The Indiana University Libraries transferred their one millionth volume to the Ruth Lilly Auxiliary Library Facility Tuesday, October 25, 2005. The book, a rare 1734 German translation of Miguel de Cervantes’s Don Quixote, was previously shelved in the Herman B Wells Library.

After the volume is accessioned by the ALF, it will be displayed temporarily in the Lilly Library as part of an exhibit on the 400th anniversary of the first publication of Don Quixote in 1605.

The book will then be housed in the ALF vault at 50 degrees and 30 percent relative humidity and no UV light. “It’s almost the exact climate of Mammoth Cave,” says Vaughn Nuest, manager of the Ruth Lilly Auxiliary Library Facility. The conditions there, Nuest says, can add 300 to 400 years to the life of a book.

In addition to providing superior environmental conditions, the ALF ensures that early printed books that have been stored in the crowded stacks of the Wells Library will be secure and available for future generations of researchers.

“This milestone marks our progress in serving the IU community,” says Patricia Steele, Ruth Lilly Interim Dean of University Libraries. “The Herman B Wells Library reached its capacity for books more than ten years ago, and we are working toward improving conditions there. I am extremely proud of the staff members who have worked so hard to transfer the books and who continue to work hard to deliver requested items to IU students and faculty.”

Materials are being shifted to the ALF to make room on overcrowded shelves in the university libraries. Volumes selected for transfer are low-use materials as well as rare and fragile materials. Nuest leads four full-time staff members and student employees in processing materials, and staff in the E. Lingle Craig Preservation Laboratory provide conservation services.

When materials are transferred to the ALF, they are assigned a bar code, vacuumed, measured, placed in a tray with books of similar size, and shelved in an assigned location. This edition of Des berühmten Ritters, Don Quixote von Mancha, believed to be one of only two existing copies available in North American libraries, will also be placed in a custom-fit protective enclosure. Books are shelved according to size, not call number, and are retrieved using customized inventory software.

Approximately 1.5 percent of vault materials have been requested for circulation during the ALF's first three years of operation.
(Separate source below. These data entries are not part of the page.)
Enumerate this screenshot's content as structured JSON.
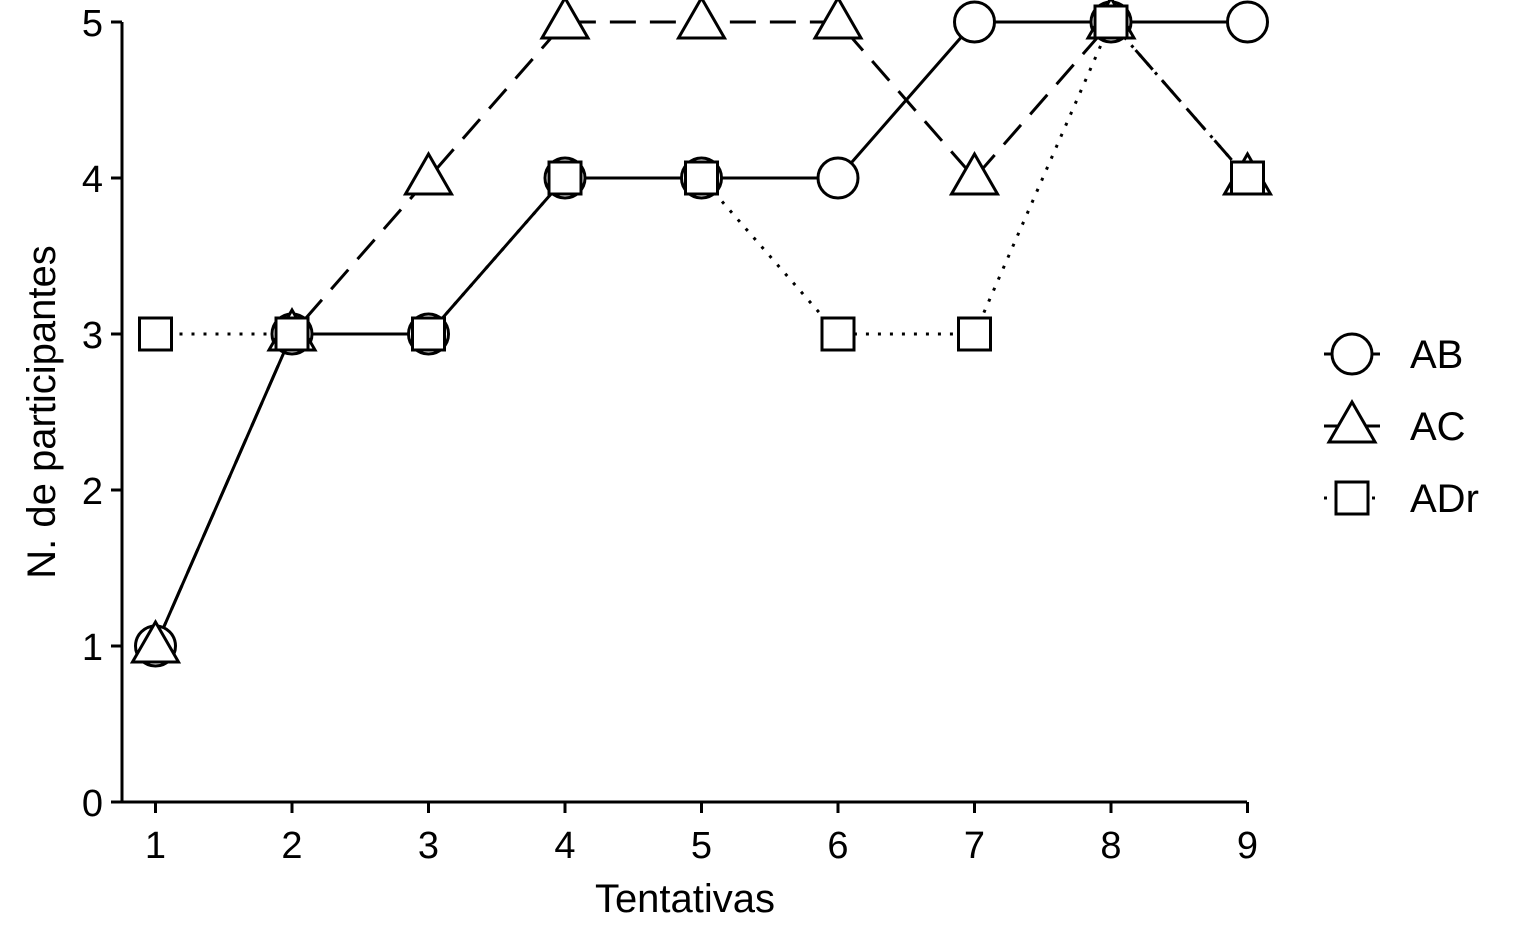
{
  "chart_data": {
    "type": "line",
    "xlabel": "Tentativas",
    "ylabel": "N. de participantes",
    "x": [
      1,
      2,
      3,
      4,
      5,
      6,
      7,
      8,
      9
    ],
    "xlim": [
      0.75,
      9
    ],
    "ylim": [
      0,
      5
    ],
    "xticks": [
      "1",
      "2",
      "3",
      "4",
      "5",
      "6",
      "7",
      "8",
      "9"
    ],
    "yticks": [
      "0",
      "1",
      "2",
      "3",
      "4",
      "5"
    ],
    "grid": false,
    "legend_position": "right",
    "series": [
      {
        "name": "AB",
        "marker": "circle",
        "line_style": "solid",
        "values": [
          1,
          3,
          3,
          4,
          4,
          4,
          5,
          5,
          5
        ]
      },
      {
        "name": "AC",
        "marker": "triangle",
        "line_style": "dashed",
        "values": [
          1,
          3,
          4,
          5,
          5,
          5,
          4,
          5,
          4
        ]
      },
      {
        "name": "ADr",
        "marker": "square",
        "line_style": "dotted",
        "values": [
          3,
          3,
          3,
          4,
          4,
          3,
          3,
          5,
          4
        ]
      }
    ],
    "colors": {
      "line": "#000000",
      "marker_fill": "#ffffff",
      "background": "#ffffff"
    }
  }
}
Materials requested by noon, Monday through Friday, will be delivered to any one of 21 locations on campus by 5 p.m. “We're like the post office. It's a promise: if you make a request by noon, we'll get it to you that same day,” says Nuest. “There's a hundred percent chance that when you request an item at the ALF, you're going to get it.”


The Ruth Lilly Auxiliary Library was constructed in 2002. It received its first transfer of books on February 17, 2003, and since then has received books, government records, university archives, manuscript collections, and films from all of the Bloomington campus libraries. The vault will hold approximately 2 million items. With enough space for four modules on the land that the ALF occupies, plans are underway to acquire funding to begin construction on a second vault.